We performed only regular meta-analyses and analysed sensitivity by dividing the results into groups. A more sophisticated way of investigating impact of different possible factors is to perform meta-regression.19 However, this is not recommended if <10 studies are included.19 Furthermore, we could not perform sensitivity analyses on some other variables that would be of interest, for instance on shorter periods of folic acid exposure that is more common in pregnancy.

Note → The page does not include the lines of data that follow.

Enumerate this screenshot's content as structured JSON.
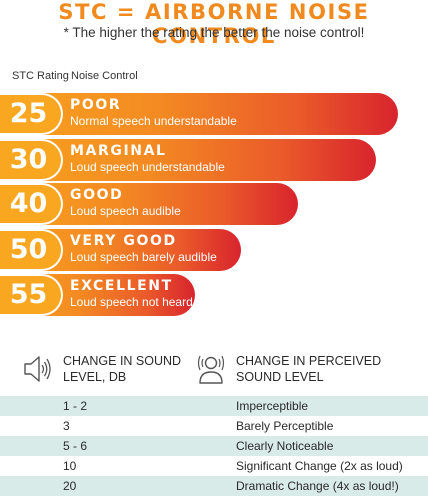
{
  "header": {
    "title": "STC = AIRBORNE NOISE CONTROL",
    "subtitle": "* The higher the rating the better the noise control!"
  },
  "columns": {
    "rating": "STC Rating",
    "control": "Noise Control"
  },
  "ratings": [
    {
      "value": "25",
      "label": "POOR",
      "description": "Normal speech understandable"
    },
    {
      "value": "30",
      "label": "MARGINAL",
      "description": "Loud speech understandable"
    },
    {
      "value": "40",
      "label": "GOOD",
      "description": "Loud speech audible"
    },
    {
      "value": "50",
      "label": "VERY GOOD",
      "description": "Loud speech barely audible"
    },
    {
      "value": "55",
      "label": "EXCELLENT",
      "description": "Loud speech not heard"
    }
  ],
  "table": {
    "header_left": "CHANGE IN SOUND\nLEVEL, DB",
    "header_right": "CHANGE IN PERCEIVED\nSOUND LEVEL",
    "left_icon": "speaker-icon",
    "right_icon": "listener-icon",
    "rows": [
      {
        "db": "1 - 2",
        "perceived": "Imperceptible"
      },
      {
        "db": "3",
        "perceived": "Barely Perceptible"
      },
      {
        "db": "5 - 6",
        "perceived": "Clearly Noticeable"
      },
      {
        "db": "10",
        "perceived": "Significant Change (2x as loud)"
      },
      {
        "db": "20",
        "perceived": "Dramatic Change (4x as loud!)"
      }
    ]
  },
  "colors": {
    "accent": "#f08a1e",
    "pill": "#f9a620",
    "bar_start": "#f9a31f",
    "bar_end": "#d8242e",
    "row_shade": "#d9ebe9"
  }
}
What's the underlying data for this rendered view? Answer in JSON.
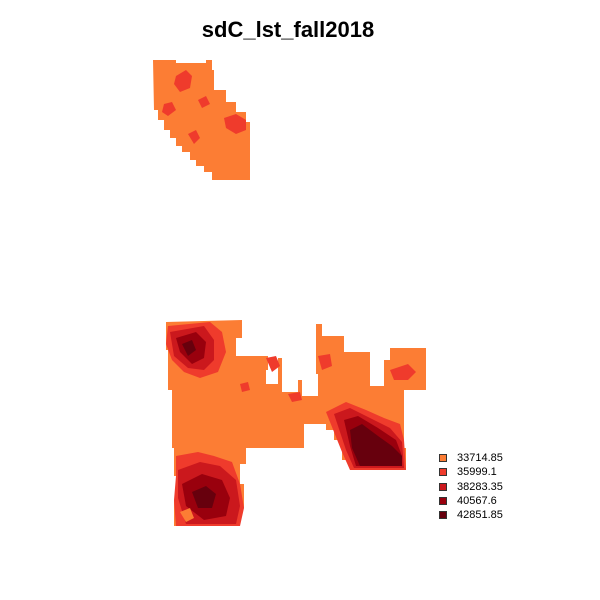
{
  "title": "sdC_lst_fall2018",
  "palette": {
    "class_1": "#fc7d34",
    "class_2": "#ef3b2c",
    "class_3": "#cb181d",
    "class_4": "#99000d",
    "class_5": "#67000d"
  },
  "legend": {
    "items": [
      {
        "label": "33714.85",
        "color": "#fc7d34"
      },
      {
        "label": "35999.1",
        "color": "#ef3b2c"
      },
      {
        "label": "38283.35",
        "color": "#cb181d"
      },
      {
        "label": "40567.6",
        "color": "#99000d"
      },
      {
        "label": "42851.85",
        "color": "#67000d"
      }
    ]
  }
}
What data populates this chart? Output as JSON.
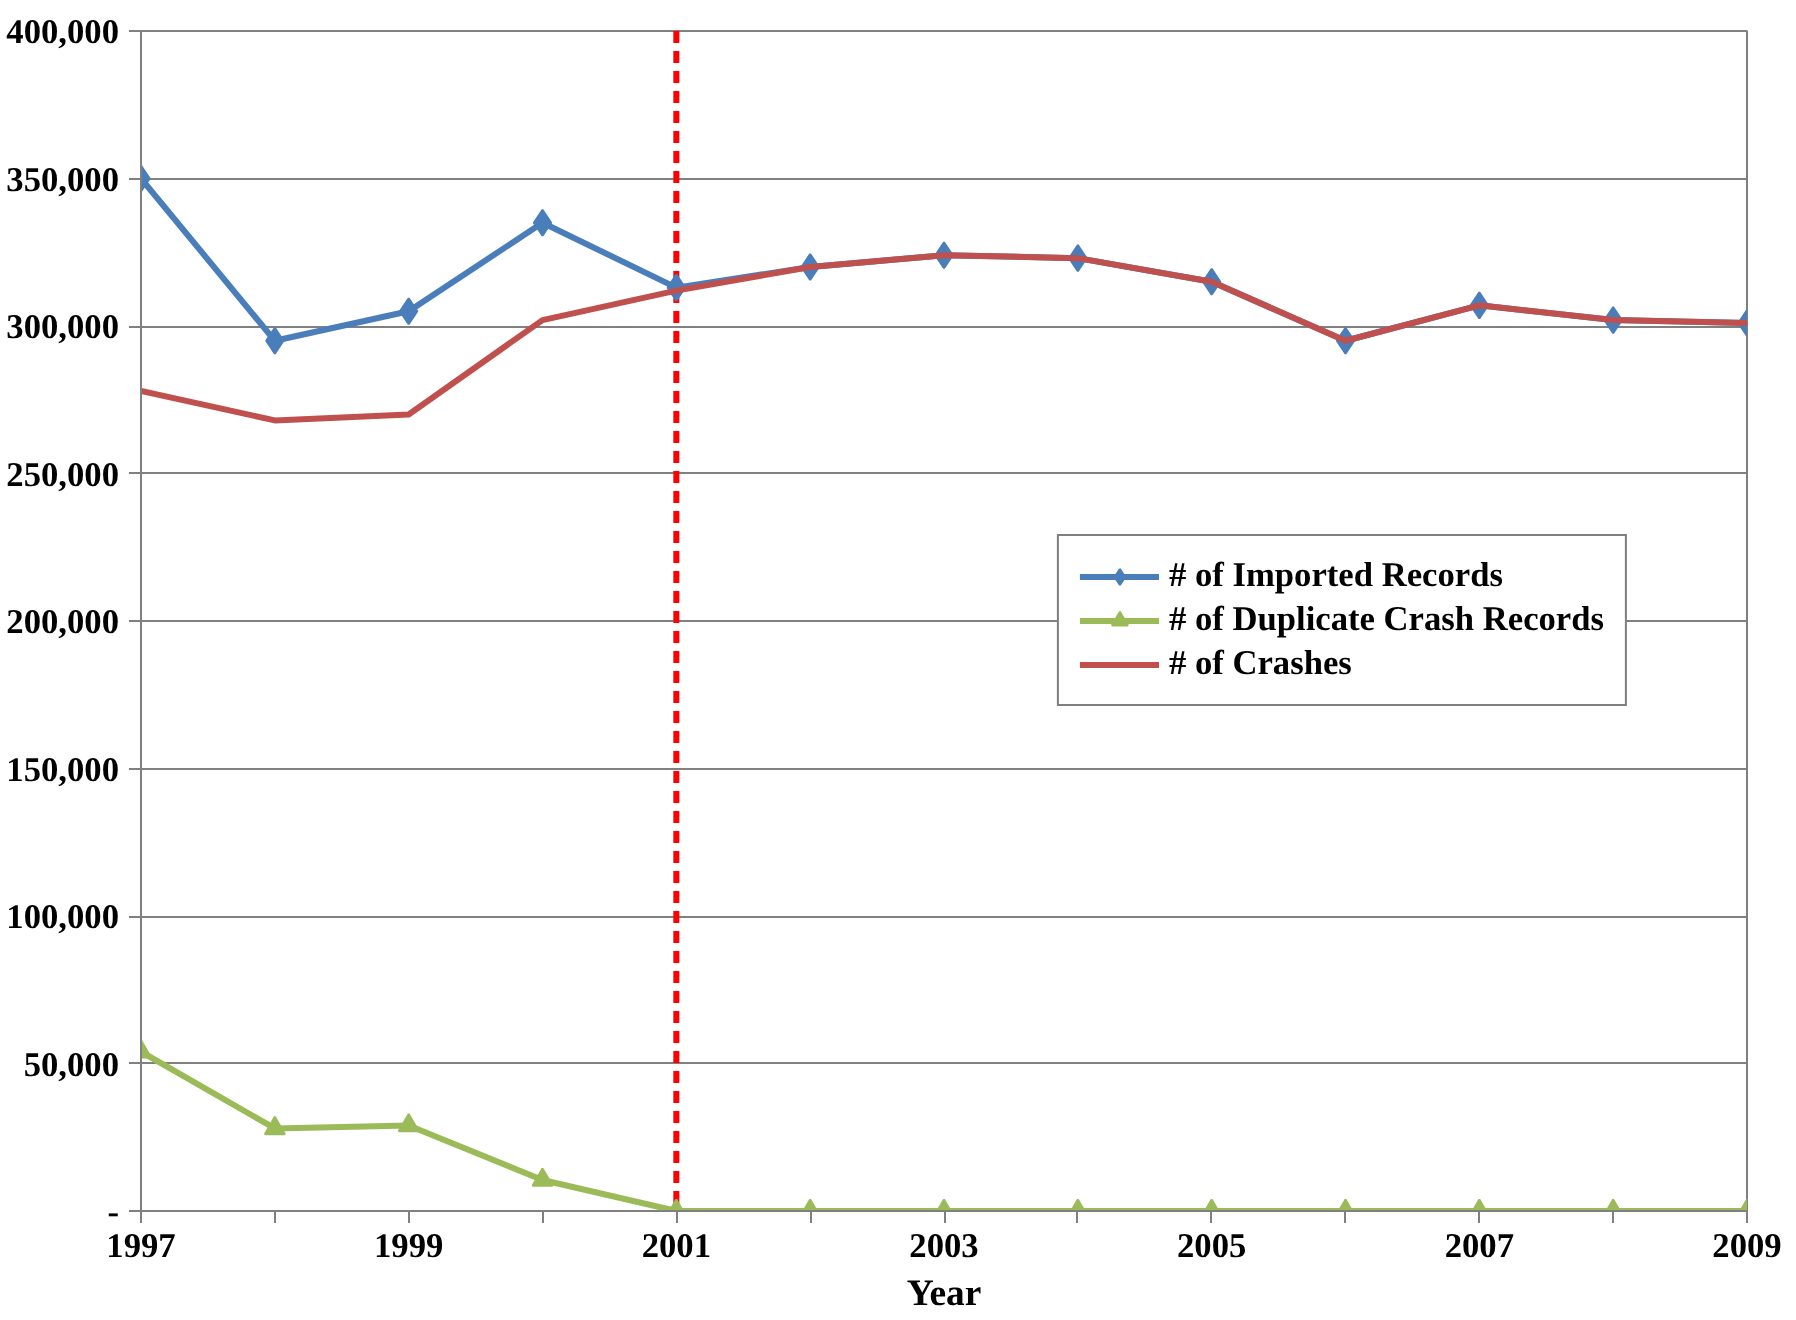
{
  "chart_data": {
    "type": "line",
    "xlabel": "Year",
    "x": [
      1997,
      1998,
      1999,
      2000,
      2001,
      2002,
      2003,
      2004,
      2005,
      2006,
      2007,
      2008,
      2009
    ],
    "xlim": [
      1997,
      2009
    ],
    "xticks": [
      1997,
      {
        "value": 1998,
        "label": null
      },
      1999,
      {
        "value": 2000,
        "label": null
      },
      2001,
      {
        "value": 2002,
        "label": null
      },
      2003,
      {
        "value": 2004,
        "label": null
      },
      2005,
      {
        "value": 2006,
        "label": null
      },
      2007,
      {
        "value": 2008,
        "label": null
      },
      2009
    ],
    "ylim": [
      0,
      400000
    ],
    "yticks": [
      {
        "value": 0,
        "label": "-"
      },
      {
        "value": 50000,
        "label": "50,000"
      },
      {
        "value": 100000,
        "label": "100,000"
      },
      {
        "value": 150000,
        "label": "150,000"
      },
      {
        "value": 200000,
        "label": "200,000"
      },
      {
        "value": 250000,
        "label": "250,000"
      },
      {
        "value": 300000,
        "label": "300,000"
      },
      {
        "value": 350000,
        "label": "350,000"
      },
      {
        "value": 400000,
        "label": "400,000"
      }
    ],
    "grid": "y",
    "legend": "right",
    "series": [
      {
        "name": "# of Imported Records",
        "color": "#4a7ebb",
        "marker": "diamond",
        "values": [
          350000,
          295000,
          305000,
          335000,
          313000,
          320000,
          324000,
          323000,
          315000,
          295000,
          307000,
          302000,
          301000
        ]
      },
      {
        "name": "# of Duplicate Crash Records",
        "color": "#9bbb59",
        "marker": "triangle",
        "values": [
          54000,
          28000,
          29000,
          10500,
          0,
          0,
          0,
          0,
          0,
          0,
          0,
          0,
          0
        ]
      },
      {
        "name": "# of Crashes",
        "color": "#c0504d",
        "marker": "none",
        "values": [
          278000,
          268000,
          270000,
          302000,
          312000,
          320000,
          324000,
          323000,
          315000,
          295000,
          307000,
          302000,
          301000
        ]
      }
    ],
    "ref_lines": [
      {
        "axis": "x",
        "value": 2001,
        "color": "#ff0000",
        "line_style": "dashed"
      }
    ]
  }
}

More studies assessing cancer risk in the only population where folic acid supplementation is shown to be beneficial today (periconceptionally to fertile women to prevent neural tube defects) would have strengthened the analysis. However, the one long-term follow-up after such folic acid supplementation29 did not find an elevated mortality rate for any cancer (total cancers and breast cancer analysed separately) following the low supplementation dosage of 0.2 mg daily.

Our review has not addressed dietary folate, and we cannot conclude on a possible ‘source-specific’ effect. A Cochrane review under preparation is addressing this issue.67

Conclusions and policy implications

A meta-analysis of 10 RCTs showed a borderline significant increase in incidence of overall cancer in the folic acid group compared to controls. Overall cancer incidence was not reported in the seven observational studies. Longer follow-up than in ordinary RCTs might be needed to confirm this finding of a possible borderline significant increase in overall cancer incidence in the folic acid group compared to controls. Our analysis identified a very moderate, although statistically significant, elevated risk of prostate cancer after folic acid supplementation. A major limitation of our study is the highly selected population in which most of the studies were conducted (to prevent clinical events in heart disease patients), and the findings might not be applicable to the major groups currently recommended to take folic acid supplements, that is, women of childbearing age. Longitudinal studies on cancer development in countries that have introduced fortification of foods with folic acid, such as in the USA and Canada, could indicate whether fortification similar to supplementation moderately increases prostate cancer risk simultaneously with the positive effect of reducing neural tube defects.